Die US-Spot-Bitcoin-ETFs stecken in der schwersten Abflussphase des Jahres. Nach einem starken Monatsstart, der am 1. Mai noch Zuflüsse von 629,8 Millionen Dollar brachte, hat sich die Stimmung an den ETF-Schaltern komplett gedreht. Seit dem ersten Abflusstag am 7. Mai haben Anleger netto mehr als 1,3 Milliarden Dollar aus den zwölf US-Produkten abgezogen – mit deutlicher Beschleunigung in den vergangenen drei Sitzungen.

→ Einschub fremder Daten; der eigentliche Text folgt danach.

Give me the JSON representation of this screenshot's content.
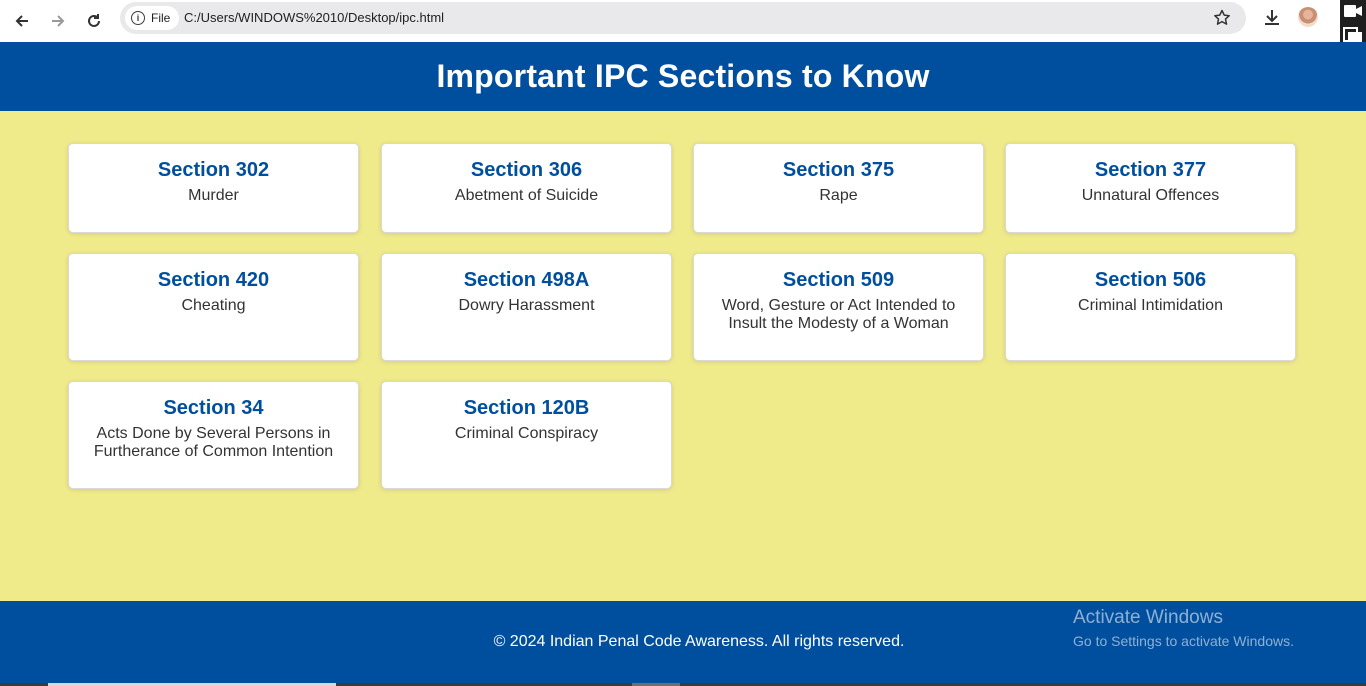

Den vorläufigen Höhepunkt markierte der 18. Mai mit Nettoabflüssen von 648,6 Millionen Dollar. Das ist der heftigste Einzeltagswert seit Januar 2026. Parallel rutschte Bitcoin unter die psychologisch wichtige Marke von 77.000 US-Dollar – ein Niveau, das Analysten als kritische Unterstützungszone einstufen.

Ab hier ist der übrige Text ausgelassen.